Changing priorities

A number of different groups have been given priority access in Covid vaccination efforts. Last week, Vancouver added a new cohort to that list: sex workers. At a clinic on the city’s Downtown Eastside, a pop-up vaccination site at a clinic serving sex workers held a successful vaccination drive.

According to co-executive director Lyra McKee, the local health authorities’ approval of the pop-up site was an acknowledgment that sex work is a legitimate profession — and that its practitioners could be missed by standard vaccination campaigns. She added that the authority “is accommodating to a variety of community groups, recognizing that if they just hold clinics themselves there will be communities they can’t reach.”
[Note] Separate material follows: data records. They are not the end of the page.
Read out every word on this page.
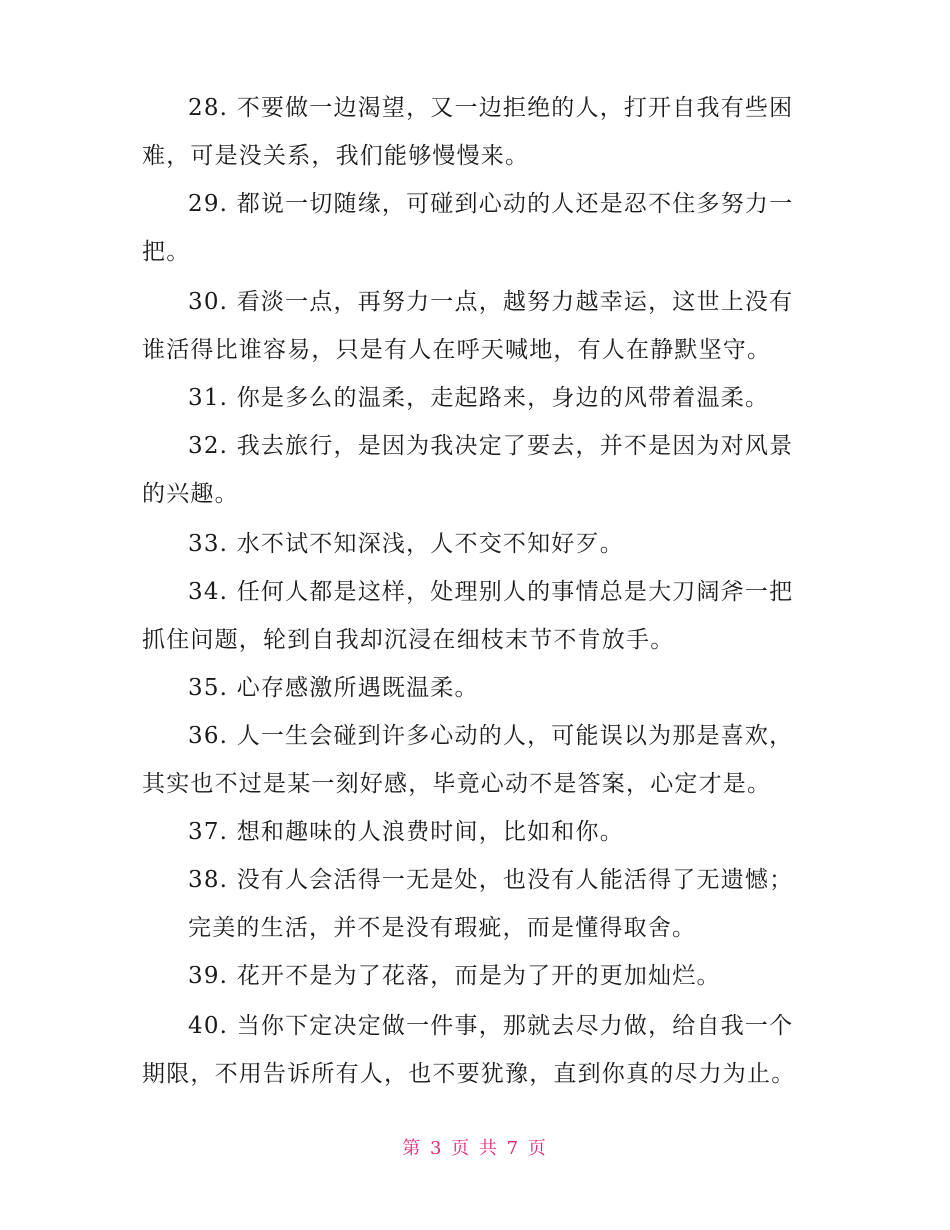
28. 不要做一边渴望，又一边拒绝的人，打开自我有些困
难，可是没关系，我们能够慢慢来。
29. 都说一切随缘，可碰到心动的人还是忍不住多努力一
把。
30. 看淡一点，再努力一点，越努力越幸运，这世上没有
谁活得比谁容易，只是有人在呼天喊地，有人在静默坚守。
31. 你是多么的温柔，走起路来，身边的风带着温柔。
32. 我去旅行，是因为我决定了要去，并不是因为对风景
的兴趣。
33. 水不试不知深浅，人不交不知好歹。
34. 任何人都是这样，处理别人的事情总是大刀阔斧一把
抓住问题，轮到自我却沉浸在细枝末节不肯放手。
35. 心存感激所遇既温柔。
36. 人一生会碰到许多心动的人，可能误以为那是喜欢，
其实也不过是某一刻好感，毕竟心动不是答案，心定才是。
37. 想和趣味的人浪费时间，比如和你。
38. 没有人会活得一无是处，也没有人能活得了无遗憾；
完美的生活，并不是没有瑕疵，而是懂得取舍。
39. 花开不是为了花落，而是为了开的更加灿烂。
40. 当你下定决定做一件事，那就去尽力做，给自我一个
期限，不用告诉所有人，也不要犹豫，直到你真的尽力为止。
第 3 页 共 7 页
The campaign was a success — in one day, 99 vaccinations were administered at the site. Such pop-up models have been used to vaccinate members of other hard-to-reach groups — in London, for instance, pop-up sites at mosques have helped vaccinate the city’s Muslim community, in part by reassuring congregants that the vaccines are halal.

Read more at Vice

What’s mine is yours

It’s a topsy-turvy world we’re living in: America’s largest coal miners union just announced its support for renewable energy.
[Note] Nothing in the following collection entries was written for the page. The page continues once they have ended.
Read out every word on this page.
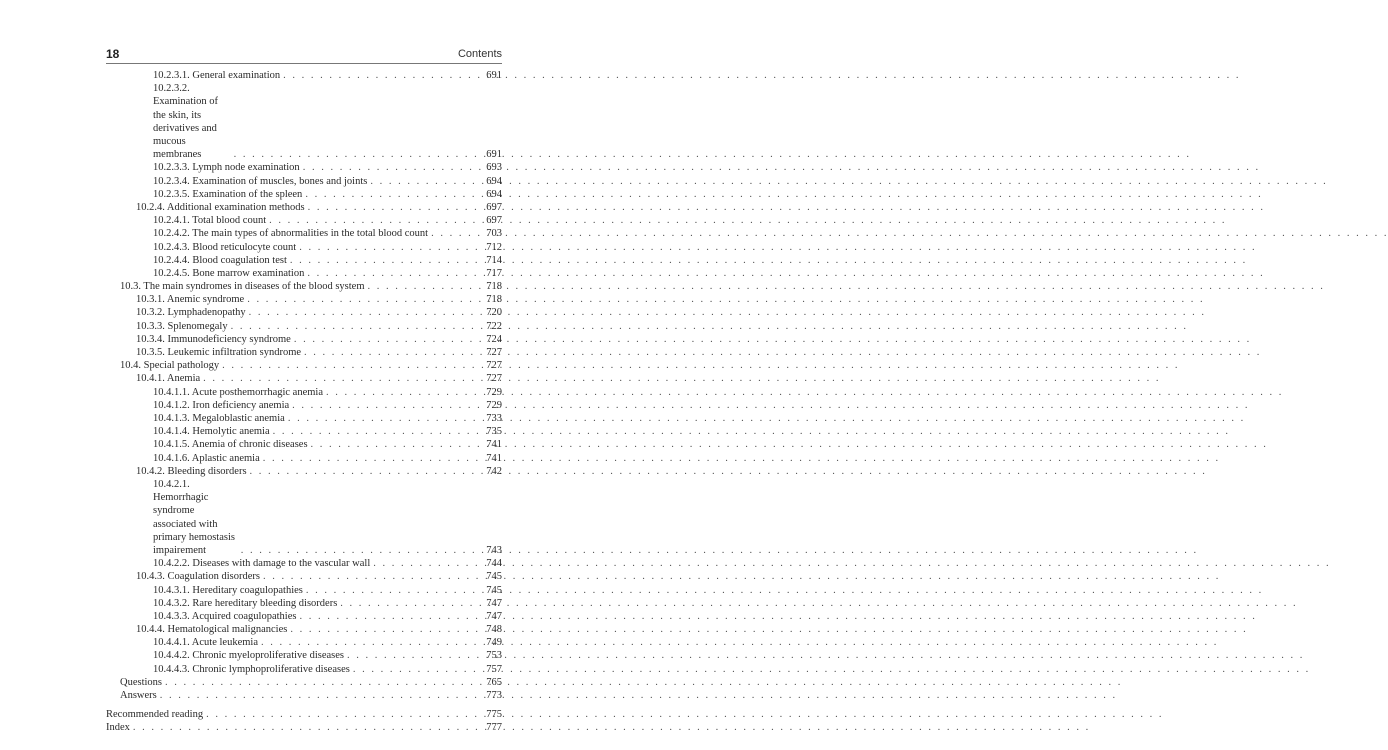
18	Contents
10.2.3.1. General examination . . .	691
10.2.3.2. Examination of the skin, its derivatives and mucous membranes . . .	691
10.2.3.3. Lymph node examination . . .	693
10.2.3.4. Examination of muscles, bones and joints . . .	694
10.2.3.5. Examination of the spleen . . .	694
10.2.4. Additional examination methods . . .	697
10.2.4.1. Total blood count . . .	697
10.2.4.2. The main types of abnormalities in the total blood count . . .	703
10.2.4.3. Blood reticulocyte count . . .	712
10.2.4.4. Blood coagulation test . . .	714
10.2.4.5. Bone marrow examination . . .	717
10.3. The main syndromes in diseases of the blood system . . .	718
10.3.1. Anemic syndrome . . .	718
10.3.2. Lymphadenopathy . . .	720
10.3.3. Splenomegaly . . .	722
10.3.4. Immunodeficiency syndrome . . .	724
10.3.5. Leukemic infiltration syndrome . . .	727
10.4. Special pathology . . .	727
10.4.1. Anemia . . .	727
10.4.1.1. Acute posthemorrhagic anemia . . .	729
10.4.1.2. Iron deficiency anemia . . .	729
10.4.1.3. Megaloblastic anemia . . .	733
10.4.1.4. Hemolytic anemia . . .	735
10.4.1.5. Anemia of chronic diseases . . .	741
10.4.1.6. Aplastic anemia . . .	741
10.4.2. Bleeding disorders . . .	742
10.4.2.1. Hemorrhagic syndrome associated with primary hemostasis impairement . . .	743
10.4.2.2. Diseases with damage to the vascular wall . . .	744
10.4.3. Coagulation disorders . . .	745
10.4.3.1. Hereditary coagulopathies . . .	745
10.4.3.2. Rare hereditary bleeding disorders . . .	747
10.4.3.3. Acquired coagulopathies . . .	747
10.4.4. Hematological malignancies . . .	748
10.4.4.1. Acute leukemia . . .	749
10.4.4.2. Chronic myeloproliferative diseases . . .	753
10.4.4.3. Chronic lymphoproliferative diseases . . .	757
Questions . . .	765
Answers . . .	773
Recommended reading . . .	775
Index . . .	777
The union released a document last week acknowledging that “change is coming, whether we seek it or not,” and confirming that its members will “accept a transition away from fossil fuels in exchange for new jobs in renewable energy.” While not exactly a full-throated endorsement of wind and solar, the announcement is being hailed as a landmark concession, and could change the politics of coal country, whose lawmakers may fear that supporting renewable energy could lead to political blowback.

solar power
Solar power at a National Guard base in Kentucky. Credit: Kentucky National Guard

One of those lawmakers is Joe Manchin of coal-rich West Virginia, perhaps the most critical swing vote in the U.S. Senate. Manchin backed the union’s support for a green energy transition on one condition — that coal miners aren’t left in the dust by it. “Basically what is needed… is the human infrastructure,” Manchin said. “You can’t leave anybody behind.” 

Read more at the Associated Press

Pleased to meet you

Like many cities, Abilene, Texas takes an annual count of its population of people experiencing homelessness — but the last few counts have been a little different. Rather than simply tally up the total, the city has taken the time to learn the name of every unhoused person in the city, plus a little bit about their needs.
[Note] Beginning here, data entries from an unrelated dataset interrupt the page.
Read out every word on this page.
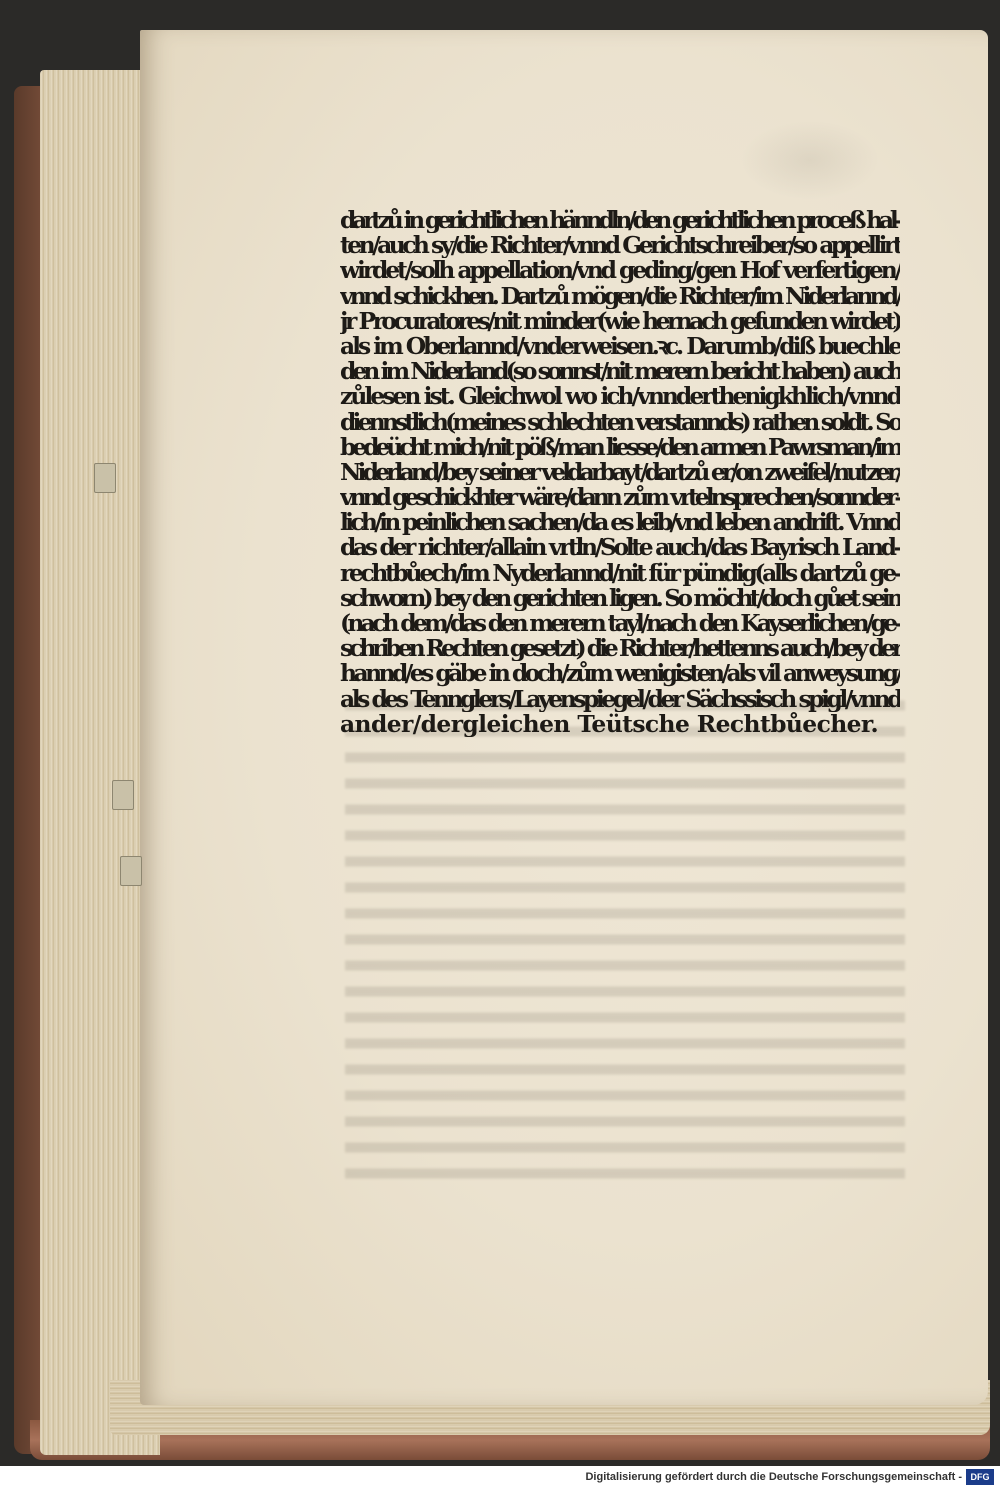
dartzů in gerichtlichen hänndln/den gerichtlichen proceß hal-
ten/auch sy/die Richter/vnnd Gerichtschreiber/so appellirt
wirdet/solh appellation/vnd geding/gen Hof verfertigen/
vnnd schickhen. Dartzů mögen/die Richter/im Niderlannd/
jr Procuratores/nit minder(wie hernach gefunden wirdet)
als im Oberlannd/vnderweisen.ꝛc. Darumb/diß buechle
den im Niderland(so sonnst/nit merern bericht haben) auch
zůlesen ist. Gleichwol wo ich/vnnderthenigkhlich/vnnd
diennstlich(meines schlechten verstannds) rathen soldt. So
bedeücht mich/nit pöß/man liesse/den armen Pawrsman/im
Niderland/bey seiner veldarbayt/dartzů er/on zweifel/nutzer/
vnnd geschickhter wäre/dann zům vrtelnsprechen/sonnder-
lich/in peinlichen sachen/da es leib/vnd leben andrift. Vnnd
das der richter/allain vrtln/Solte auch/das Bayrisch Land-
rechtbůech/im Nyderlannd/nit für pündig(alls dartzů ge-
schworn) bey den gerichten ligen. So möcht/doch gůet sein
(nach dem/das den merern tayl/nach den Kayserlichen/ge-
schriben Rechten gesetzt) die Richter/hettenns auch/bey der
hannd/es gäbe in doch/zům wenigisten/als vil anweysung/
als des Tennglers/Layenspiegel/der Sächssisch spigl/vnnd
ander/dergleichen Teütsche Rechtbůecher.
Digitalisierung gefördert durch die Deutsche Forschungsgemeinschaft - DFG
This has allowed authorities to customize their outreach approach to each person, with the ultimate goal of getting them all into permanent housing. For instance, one person they spoke to didn’t want to go into permanent housing until others he knew had been prioritized first — the outreach workers convinced him that by getting housed himself, he would actually be helping those people. The city’s chronically unhoused population is quite small — only a few dozen people — which made the individualized approach possible, providing a roadmap for other small cities.

After several years of these efforts, Abilene announced that as of the end of 2020 it had reduced chronic homelessness to “functional zero.” “In Abilene we’ve learned that we are either succeeding publicly or failing publicly,” said one of the advocates involved.